Dan ini Perancis sekali dengan gerakan pembaharuan sekarang: yang mana teman-teman JIL dan lainya sering dituduh berkolaborasi dengan Barat. Saya bilang ya kita memiliki kesamaan dan kemiripan dengan Barat. Karena agenda yang kita jalankan adalah sama dengan agenda yang dijalankan oleh negara-negara Barat. Seperti demokrasi, plurlisme, hak asasi manusia, gender. Kebebasan beragama dan lain sebagainya. Kita menganggap hal itu baik. Dan kita mencoba menerapkan hal demikian di sini. Dan ini percis sekali dengan apa yang pernah dilakukan Cak Nur dalam konteks hubunganya dengan orde baru saat itu.

Nah itulah yang saya bilang relasi kuasa dengan sebuah konsep tidak serta merta dipahami dengn sesuatu yang negatif. Kalau itu diperlukan sebanarnya tidak apa-apa.

Saya pernah membaca pendapatnya Amartya Sen ketika ingin menerapkan demokrasi, paling tidak ada tiga prasyarat yang harus dikerjakan terlebih dahulu. Pertama, masyarakat itu terdidik. Secara kultural mereka yang terdidik dapat mengapresiasi pengetahuan. Yang kedua, sistem ekonoimi negara bisa berjalan. Dan ketiga, bahwa secara kultural masyarakat bisa menerima perbedaan yang ada.

Mungkin salah satu gagasan yang dibangun oleh JIL mungkin strateginya kurang tepat. Bagaimana pun juga at-thariqah ahammu min al-maddah. Bagaimana mas Luthfi melihat pembacaaan-pembacaan seperti itu?

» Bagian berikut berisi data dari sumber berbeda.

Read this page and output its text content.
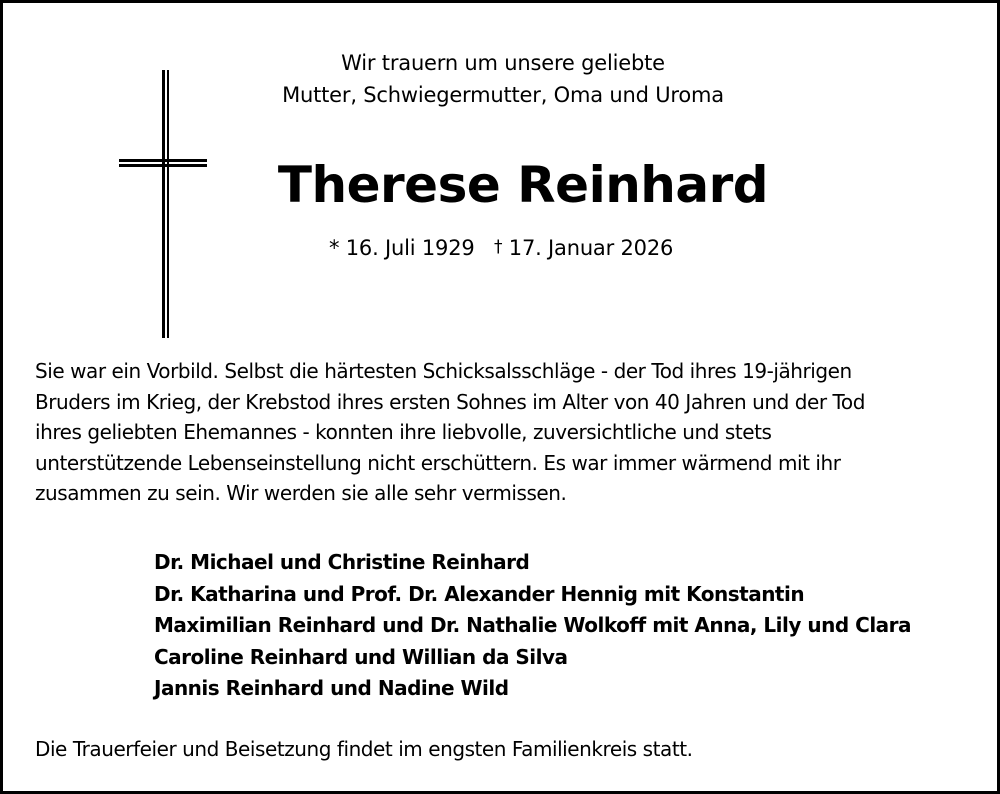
Wir trauern um unsere geliebte
Mutter, Schwiegermutter, Oma und Uroma
Therese Reinhard
* 16. Juli 1929 † 17. Januar 2026
Sie war ein Vorbild. Selbst die härtesten Schicksalsschläge - der Tod ihres 19-jährigen
Bruders im Krieg, der Krebstod ihres ersten Sohnes im Alter von 40 Jahren und der Tod
ihres geliebten Ehemannes - konnten ihre liebvolle, zuversichtliche und stets
unterstützende Lebenseinstellung nicht erschüttern. Es war immer wärmend mit ihr
zusammen zu sein. Wir werden sie alle sehr vermissen.
Dr. Michael und Christine Reinhard
Dr. Katharina und Prof. Dr. Alexander Hennig mit Konstantin
Maximilian Reinhard und Dr. Nathalie Wolkoff mit Anna, Lily und Clara
Caroline Reinhard und Willian da Silva
Jannis Reinhard und Nadine Wild
Die Trauerfeier und Beisetzung findet im engsten Familienkreis statt.
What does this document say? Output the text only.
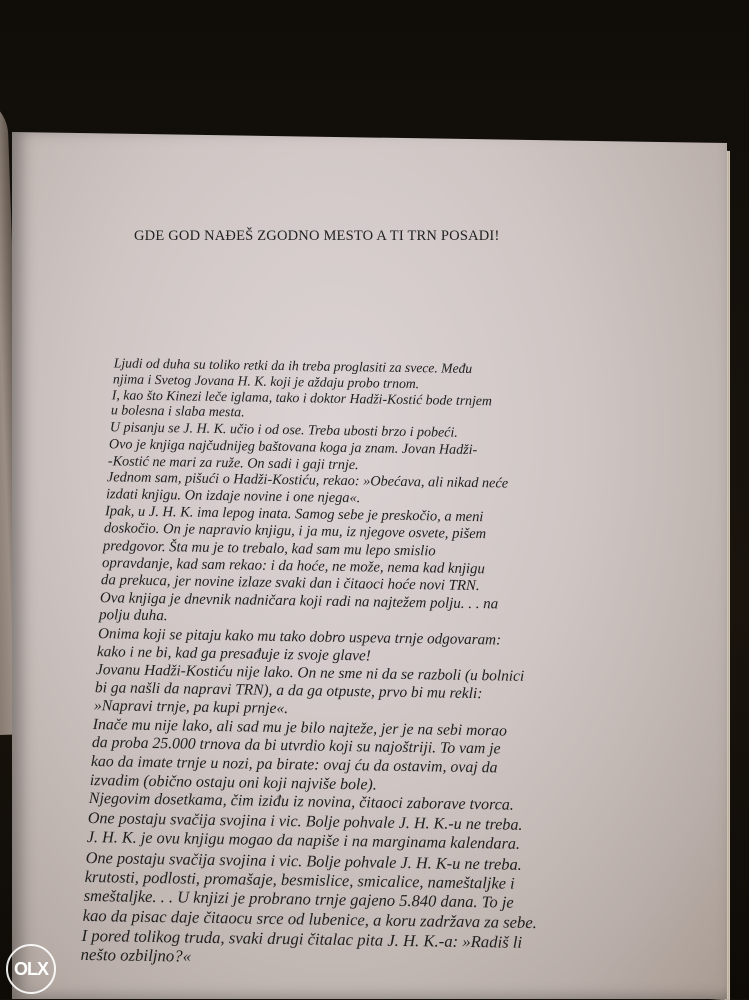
GDE GOD NAĐEŠ ZGODNO MESTO A TI TRN POSADI!
Ljudi od duha su toliko retki da ih treba proglasiti za svece. Među
njima i Svetog Jovana H. K. koji je aždaju probo trnom.
I, kao što Kinezi leče iglama, tako i doktor Hadži-Kostić bode trnjem
u bolesna i slaba mesta.
U pisanju se J. H. K. učio i od ose. Treba ubosti brzo i pobeći.
Ovo je knjiga najčudnijeg baštovana koga ja znam. Jovan Hadži-
-Kostić ne mari za ruže. On sadi i gaji trnje.
Jednom sam, pišući o Hadži-Kostiću, rekao: »Obećava, ali nikad neće
izdati knjigu. On izdaje novine i one njega«.
Ipak, u J. H. K. ima lepog inata. Samog sebe je preskočio, a meni
doskočio. On je napravio knjigu, i ja mu, iz njegove osvete, pišem
predgovor. Šta mu je to trebalo, kad sam mu lepo smislio
opravdanje, kad sam rekao: i da hoće, ne može, nema kad knjigu
da prekuca, jer novine izlaze svaki dan i čitaoci hoće novi TRN.
Ova knjiga je dnevnik nadničara koji radi na najtežem polju. . . na
polju duha.
Onima koji se pitaju kako mu tako dobro uspeva trnje odgovaram:
kako i ne bi, kad ga presađuje iz svoje glave!
Jovanu Hadži-Kostiću nije lako. On ne sme ni da se razboli (u bolnici
bi ga našli da napravi TRN), a da ga otpuste, prvo bi mu rekli:
»Napravi trnje, pa kupi prnje«.
Inače mu nije lako, ali sad mu je bilo najteže, jer je na sebi morao
da proba 25.000 trnova da bi utvrdio koji su najoštriji. To vam je
kao da imate trnje u nozi, pa birate: ovaj ću da ostavim, ovaj da
izvadim (obično ostaju oni koji najviše bole).
Njegovim dosetkama, čim iziđu iz novina, čitaoci zaborave tvorca.
One postaju svačija svojina i vic. Bolje pohvale J. H. K.-u ne treba.
J. H. K. je ovu knjigu mogao da napiše i na marginama kalendara.
One postaju svačija svojina i vic. Bolje pohvale J. H. K-u ne treba.
krutosti, podlosti, promašaje, besmislice, smicalice, nameštaljke i
smeštaljke. . . U knjizi je probrano trnje gajeno 5.840 dana. To je
kao da pisac daje čitaocu srce od lubenice, a koru zadržava za sebe.
I pored tolikog truda, svaki drugi čitalac pita J. H. K.-a: »Radiš li
nešto ozbiljno?«
OLX
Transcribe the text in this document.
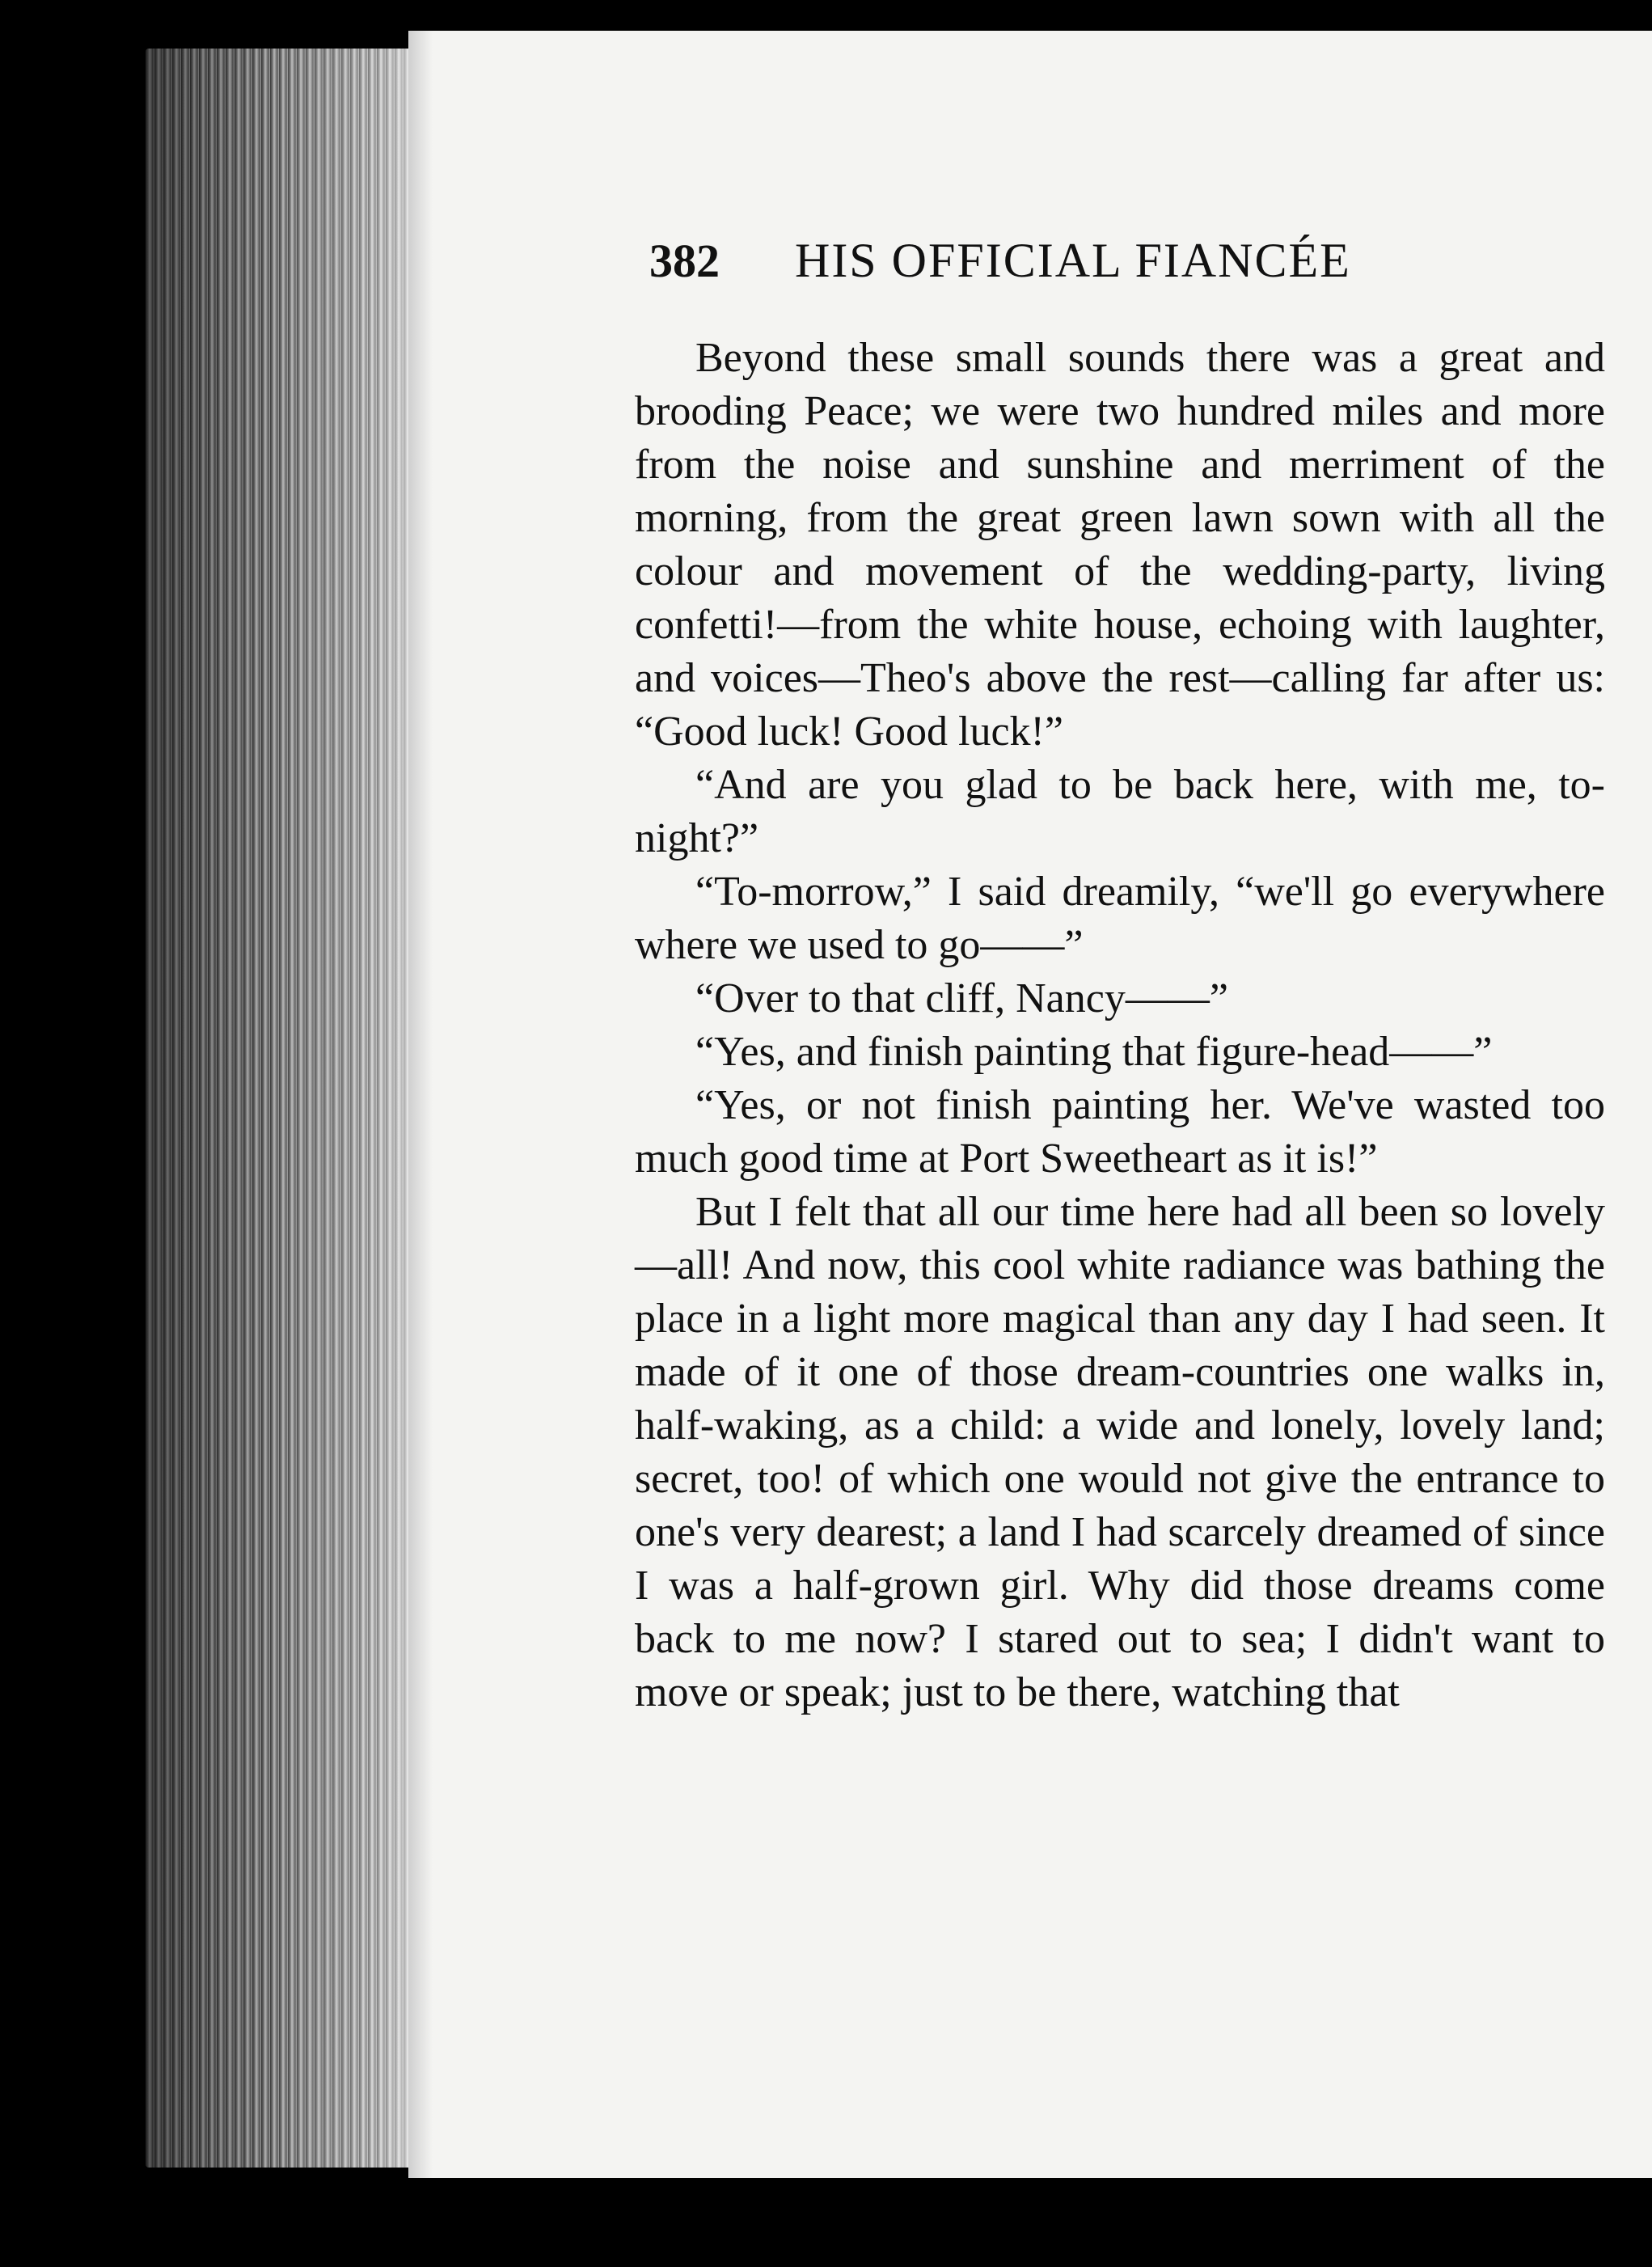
382	HIS OFFICIAL FIANCÉE

Beyond these small sounds there was a great and brooding Peace; we were two hundred miles and more from the noise and sunshine and merriment of the morning, from the great green lawn sown with all the colour and movement of the wedding-party, living confetti!—from the white house, echoing with laughter, and voices—Theo's above the rest—calling far after us: “Good luck! Good luck!”

“And are you glad to be back here, with me, to-night?”

“To-morrow,” I said dreamily, “we'll go everywhere where we used to go——”

“Over to that cliff, Nancy——”

“Yes, and finish painting that figure-head——”

“Yes, or not finish painting her. We've wasted too much good time at Port Sweetheart as it is!”

But I felt that all our time here had all been so lovely—all! And now, this cool white radiance was bathing the place in a light more magical than any day I had seen. It made of it one of those dream-countries one walks in, half-waking, as a child: a wide and lonely, lovely land; secret, too! of which one would not give the entrance to one's very dearest; a land I had scarcely dreamed of since I was a half-grown girl. Why did those dreams come back to me now? I stared out to sea; I didn't want to move or speak; just to be there, watching that
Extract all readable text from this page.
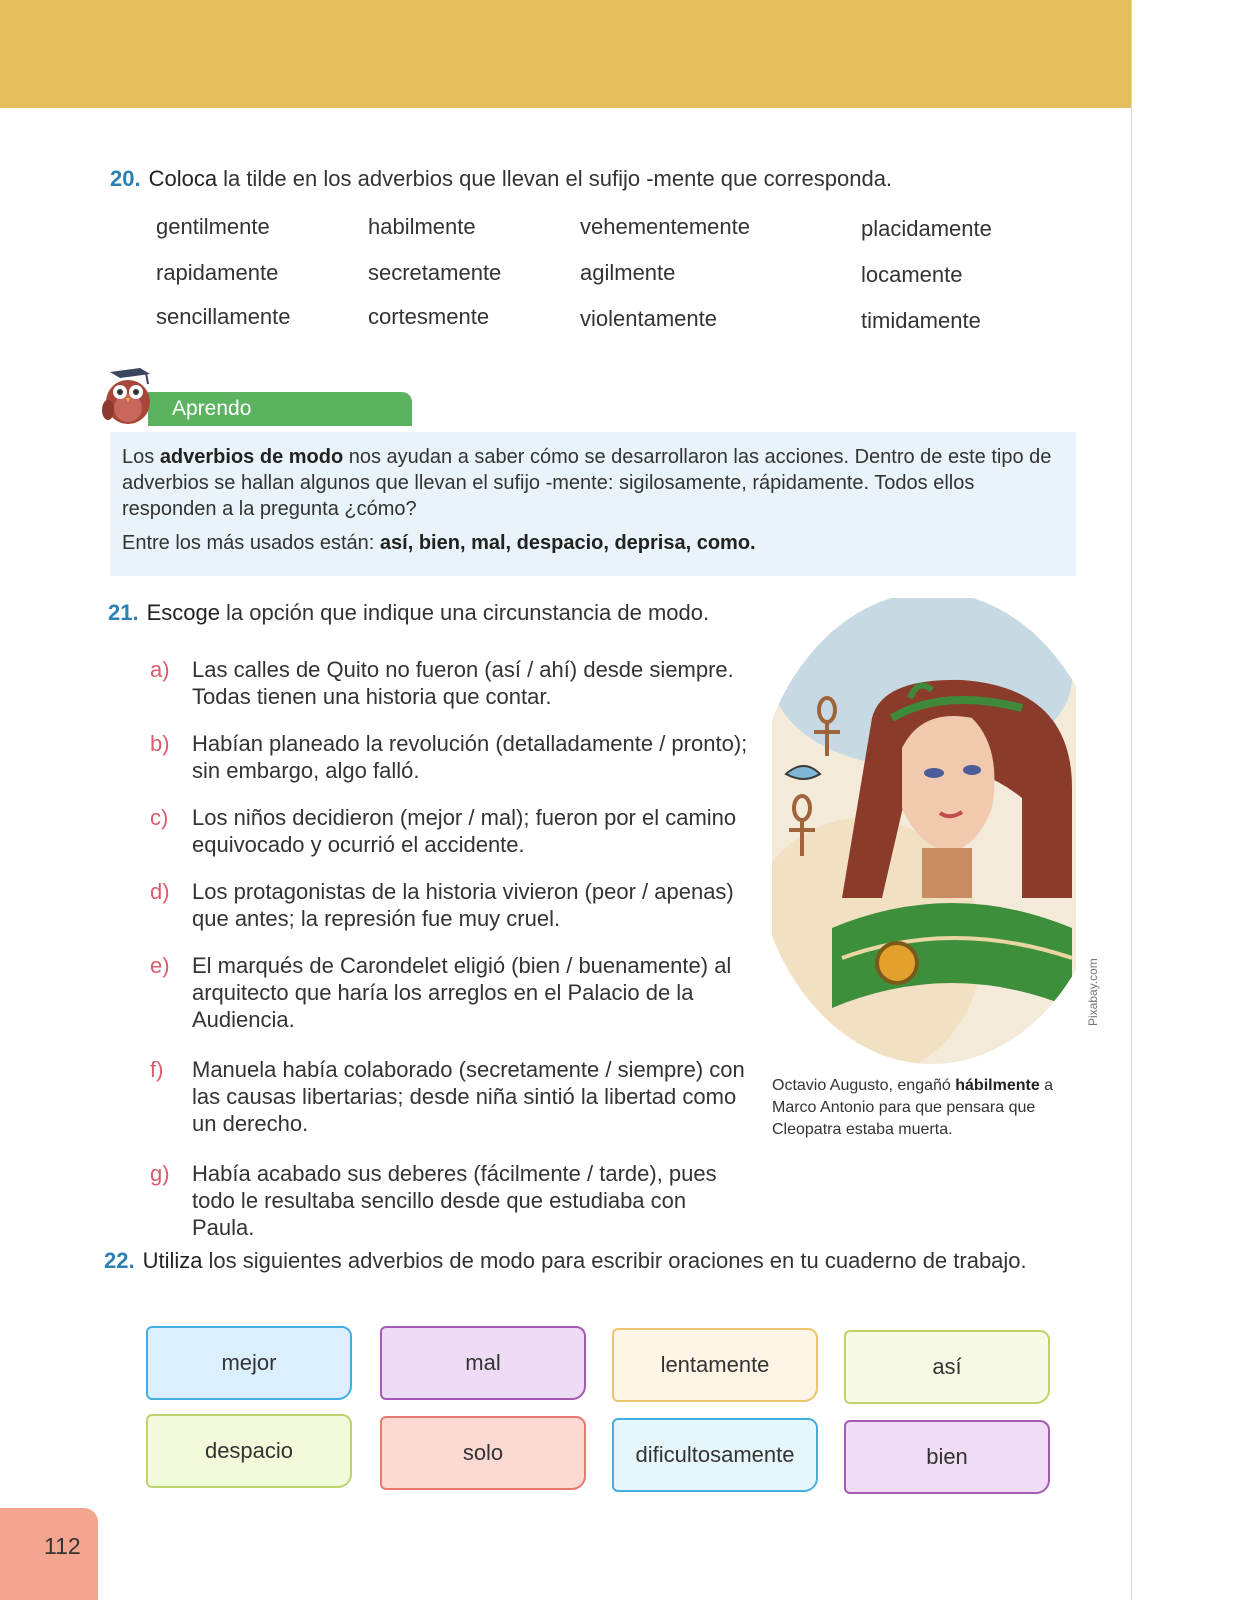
20. Coloca la tilde en los adverbios que llevan el sufijo -mente que corresponda.
gentilmente	habilmente	vehementemente	placidamente
rapidamente	secretamente	agilmente	locamente
sencillamente	cortesmente	violentamente	timidamente
Aprendo

Los adverbios de modo nos ayudan a saber cómo se desarrollaron las acciones. Dentro de este tipo de adverbios se hallan algunos que llevan el sufijo -mente: sigilosamente, rápidamente. Todos ellos responden a la pregunta ¿cómo?

Entre los más usados están: así, bien, mal, despacio, deprisa, como.

21. Escoge la opción que indique una circunstancia de modo.
a) Las calles de Quito no fueron (así / ahí) desde siempre. Todas tienen una historia que contar.
b) Habían planeado la revolución (detalladamente / pronto); sin embargo, algo falló.
c) Los niños decidieron (mejor / mal); fueron por el camino equivocado y ocurrió el accidente.
d) Los protagonistas de la historia vivieron (peor / apenas) que antes; la represión fue muy cruel.
e) El marqués de Carondelet eligió (bien / buenamente) al arquitecto que haría los arreglos en el Palacio de la Audiencia.
f) Manuela había colaborado (secretamente / siempre) con las causas libertarias; desde niña sintió la libertad como un derecho.
g) Había acabado sus deberes (fácilmente / tarde), pues todo le resultaba sencillo desde que estudiaba con Paula.
Pixabay.com
Octavio Augusto, engañó hábilmente a Marco Antonio para que pensara que Cleopatra estaba muerta.
22. Utiliza los siguientes adverbios de modo para escribir oraciones en tu cuaderno de trabajo.
mejor	mal	lentamente	así
despacio	solo	dificultosamente	bien
112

Kadang-kadang demokrasi itu berjalan di luar teori yang dibuat manusia. Sebagai contoh adalah kasus yang terjadi di India. India itu adalah negara demokrasi terbesar di dunia, lebih besar dari Amerika. Proses demokratisasinya berjalan dengan baik dan dari tahun ke tahun demokrasinya selalu stabil. Tapi rakyatnya masih bodoh, terbelakang, dan kemiskinan di mana-mana.

Tetapi kalau ada yang mengatakan bahwa demokrasi harus sejahtera terlebih dahulu hal itu tidak terjadi pada India. Jadi kalau kita mau mengampanyekan demokrasi tidak usah menunggu harus pintar dulu dan lain sebagainya. Dan salah satu cara mengajak masyarakat pintar itu adalah dengan melatih pikiran mereka. Saya melihat gerakan pembaharuan secara umum, tidak hanya JIL, tujuannya adalah itu. Itulah yang sejak awal oleh Cak Nur disebut dengan shock terapi. Dan shock therapy itu penting untuk dilakukan terus menerus agar masyarakat berpikir.

Ada satu istilah yang cukup bagus “complacency”, yaitu sebuah keadaan masyarakat yang sudah lama dininabobokan, sudah lama berada dalam satu paradigma yang merasa benar sendiri. Complasesi itu adalah sebuah kondisi yang tidak sehat, artinya berabad-abad umat Islam itu berada dalam komplasensi. Sehingga harus ada shock terapi yang dapat mengejutkan mereka. Dan itu sesungguhnya inti dari pemikiran Cak Nur, melakukan shock therapy pada umat Islam. Dan kita tahu makalah awal-awal Cak Nur yang dibagikan secara terbatas ‘Antara Memajukan Mencerahkan Umat Islam dan Disintegrasi’. Disintegrasi dalam artian bahwa umat Islam sekarang ini tidak bersatu. Apakah anda mau umat Islam terus-menerus terbelakang akan tetapi bersatu, atau ingin mengubah cara mereka tetapi berpecah sedikit? Cak Nur dalam hal ini memilih disintegrasi, jelas sekali sikap Cak Nur sejak awal. Saya tidak mau umat Islam bersatu terus tapi juga bodoh terus. Maka harus kita lakukan terobosan-terobosan. Jadi Cak Nur lebih memilih jalan yang pahit. Dan saya kira seluruh gerakan pembaharuan Islam itu arahnya ke sana. Kita tidak usah menunggu situasi baik dulu, dan menunggu orang pintar dulu, dan lain sebagainya. Lakukan saja apa yang bisa kita lakukan.